Physicist Amory Lovins, 68, FRSA, is cofounder and Chief Scientist of Rocky Mountain Institute (www.rmi.org); energy advisor to major firms and governments in 65+ countries for 40+ years; author of 31 books and 600 papers; and an integrative designer of superefficient buildings, factories, and vehicles. He has received the Blue Planet, Volvo, Zayed, Onassis, Nissan, Shingo, and Mitchell Prizes, the MacArthur and Ashoka Fellowships, the Happold, Benjamin Franklin, and Spencer Hutchens Medals, 12 honorary doctorates, and the Heinz, Lindbergh, Right Livelihood (“alternative Nobel”), National Design, and World Technology Awards. In 2016, the President of Germany awarded him the Officer’s Cross of the Order of Merit (Bundesverdienstkreuz 1. Klasse). A Harvard and Oxford dropout, former Oxford don, honorary US architect, and Swedish engineering academician, he has taught at ten universities, most recently Stanford’s Engineering School and the Naval Postgraduate School (but only on topics he’s never studied, so as to retain beginner’s mind). He is a member of the U.S. National Petroleum Council and an advisor to the U.S. Chief of Naval Operations. Time has named him one of the world’s 100 most influential people, and Foreign Policy, one of the 100 top global thinkers. His latest books include Natural Capitalism (1999, www.natcap.org), Small Is Profitable (2002, www.smallisprofitable.org), Winning the Oil Endgame (2004, www.oilendgame.com), The Essential Amory Lovins (2011), and Reinventing Fire (2011, www.reinventingfire.com). His main recent efforts include supporting RMI’s collaborative synthesis, for China’s National Development and Reform Commission, of an ambitious efficiency-and-renewables trajectory to inform the 13th Five Year Plan, and exploring how to make integrative design the new normal, so investments to energy efficiency can yield expanding rather than diminishing returns.

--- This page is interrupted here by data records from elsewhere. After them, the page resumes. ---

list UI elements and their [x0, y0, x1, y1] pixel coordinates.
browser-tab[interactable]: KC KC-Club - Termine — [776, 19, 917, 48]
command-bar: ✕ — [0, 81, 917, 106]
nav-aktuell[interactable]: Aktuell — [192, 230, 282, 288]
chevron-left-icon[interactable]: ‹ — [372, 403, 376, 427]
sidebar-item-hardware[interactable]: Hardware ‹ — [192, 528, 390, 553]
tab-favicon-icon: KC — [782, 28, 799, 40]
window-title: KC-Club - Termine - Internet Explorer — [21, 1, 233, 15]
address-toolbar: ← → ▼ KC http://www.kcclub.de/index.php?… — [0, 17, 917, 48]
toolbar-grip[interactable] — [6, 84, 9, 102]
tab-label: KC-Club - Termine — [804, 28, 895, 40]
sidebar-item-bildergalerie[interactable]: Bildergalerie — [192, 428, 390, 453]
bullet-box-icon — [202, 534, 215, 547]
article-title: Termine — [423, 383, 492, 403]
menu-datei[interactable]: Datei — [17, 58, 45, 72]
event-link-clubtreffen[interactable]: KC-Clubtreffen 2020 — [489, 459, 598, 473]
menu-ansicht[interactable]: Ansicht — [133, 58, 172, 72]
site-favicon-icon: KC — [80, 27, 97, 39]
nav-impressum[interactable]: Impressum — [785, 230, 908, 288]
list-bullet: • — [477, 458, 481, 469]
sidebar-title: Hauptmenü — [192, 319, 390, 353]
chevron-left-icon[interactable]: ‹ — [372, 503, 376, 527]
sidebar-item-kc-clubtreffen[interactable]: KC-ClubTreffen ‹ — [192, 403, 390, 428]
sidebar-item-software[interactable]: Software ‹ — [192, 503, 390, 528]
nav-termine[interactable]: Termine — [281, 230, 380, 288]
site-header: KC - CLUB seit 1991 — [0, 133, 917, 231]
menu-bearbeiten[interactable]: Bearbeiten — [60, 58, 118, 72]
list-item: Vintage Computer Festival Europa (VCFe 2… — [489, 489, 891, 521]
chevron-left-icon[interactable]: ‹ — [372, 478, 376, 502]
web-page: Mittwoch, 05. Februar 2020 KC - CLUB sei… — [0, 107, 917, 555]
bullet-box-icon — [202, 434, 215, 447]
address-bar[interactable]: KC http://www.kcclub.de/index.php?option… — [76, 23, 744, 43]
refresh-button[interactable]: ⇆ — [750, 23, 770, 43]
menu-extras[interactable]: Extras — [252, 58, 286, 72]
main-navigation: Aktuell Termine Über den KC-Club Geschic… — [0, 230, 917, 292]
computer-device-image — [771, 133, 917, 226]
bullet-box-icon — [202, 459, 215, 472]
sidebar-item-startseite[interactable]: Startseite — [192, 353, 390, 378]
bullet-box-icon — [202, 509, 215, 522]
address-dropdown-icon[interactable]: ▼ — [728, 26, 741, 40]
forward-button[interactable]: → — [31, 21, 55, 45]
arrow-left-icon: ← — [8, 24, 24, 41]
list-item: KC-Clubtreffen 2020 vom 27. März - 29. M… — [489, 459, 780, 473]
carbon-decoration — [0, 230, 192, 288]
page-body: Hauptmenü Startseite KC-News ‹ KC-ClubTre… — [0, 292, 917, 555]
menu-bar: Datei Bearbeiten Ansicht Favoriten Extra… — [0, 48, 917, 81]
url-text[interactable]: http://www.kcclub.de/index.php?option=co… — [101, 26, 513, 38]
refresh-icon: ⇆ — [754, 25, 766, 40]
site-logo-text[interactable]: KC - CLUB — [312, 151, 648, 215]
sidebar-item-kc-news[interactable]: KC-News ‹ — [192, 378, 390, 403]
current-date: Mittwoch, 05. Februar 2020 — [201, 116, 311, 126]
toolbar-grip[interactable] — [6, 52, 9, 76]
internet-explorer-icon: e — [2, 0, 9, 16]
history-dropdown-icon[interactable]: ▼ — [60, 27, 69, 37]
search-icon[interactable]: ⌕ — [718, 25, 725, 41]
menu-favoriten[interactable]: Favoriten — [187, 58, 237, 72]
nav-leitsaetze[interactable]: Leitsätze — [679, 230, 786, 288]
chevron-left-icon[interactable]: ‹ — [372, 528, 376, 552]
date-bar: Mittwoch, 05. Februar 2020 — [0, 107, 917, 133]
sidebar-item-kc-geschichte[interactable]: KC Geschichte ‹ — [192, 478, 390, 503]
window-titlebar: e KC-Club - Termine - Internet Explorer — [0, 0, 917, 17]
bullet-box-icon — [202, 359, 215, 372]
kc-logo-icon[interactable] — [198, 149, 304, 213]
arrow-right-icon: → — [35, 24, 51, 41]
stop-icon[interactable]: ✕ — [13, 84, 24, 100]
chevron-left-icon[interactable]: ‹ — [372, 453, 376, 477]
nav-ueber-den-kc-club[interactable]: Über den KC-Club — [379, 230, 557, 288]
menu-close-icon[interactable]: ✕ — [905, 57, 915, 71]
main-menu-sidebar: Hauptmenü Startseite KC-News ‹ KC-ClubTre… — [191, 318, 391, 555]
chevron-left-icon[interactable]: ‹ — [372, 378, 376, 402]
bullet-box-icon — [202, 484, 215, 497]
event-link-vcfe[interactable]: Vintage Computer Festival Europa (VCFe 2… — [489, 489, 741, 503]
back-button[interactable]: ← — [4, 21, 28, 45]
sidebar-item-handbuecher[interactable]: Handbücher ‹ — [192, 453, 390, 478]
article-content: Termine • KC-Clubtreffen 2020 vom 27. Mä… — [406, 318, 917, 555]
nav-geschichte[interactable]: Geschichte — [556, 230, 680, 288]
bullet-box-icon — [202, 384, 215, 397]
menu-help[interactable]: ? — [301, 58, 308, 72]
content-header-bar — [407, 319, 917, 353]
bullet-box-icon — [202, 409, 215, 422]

Andrew Huemmler, Senior Lecturer, Chemical and Biomolecular Engineering. Dr. Huemmler worked for Exelon and its predecessor, PECO Energy, for 20 years. He started his career at PECO as an energy conservation analyst and finished at Exelon’s Power Team as a senior power transactor buying and selling electricity in wholesale power markets. He was a member of the New England Power Pool’s Transmission Operations Committee and participated in the rulemaking process which created electricity markets in the northeast U.S. Prior to joining PECO Energy, Andy worked in the City of Philadelphia’s Energy Office during Mayor William J. Green III’s administration. He authored an Energy Emergency Operations Plan for the City of Philadelphia and implemented the City’s first neighborhood-based energy education program. Early in his career, Andy worked for a small hydropower developer and the Philadelphia Water Department, was elected to the Board of Directors of the Queen Village Neighbors Association for eight years and served as a Democratic committeeman in Philadelphia’s 2nd Ward. Currently he is the President of the Board of Directors of the Energy Coordinating Agency of Philadelphia, the long-time leader in providing community-based energy efficiency services and assistance to low-income families.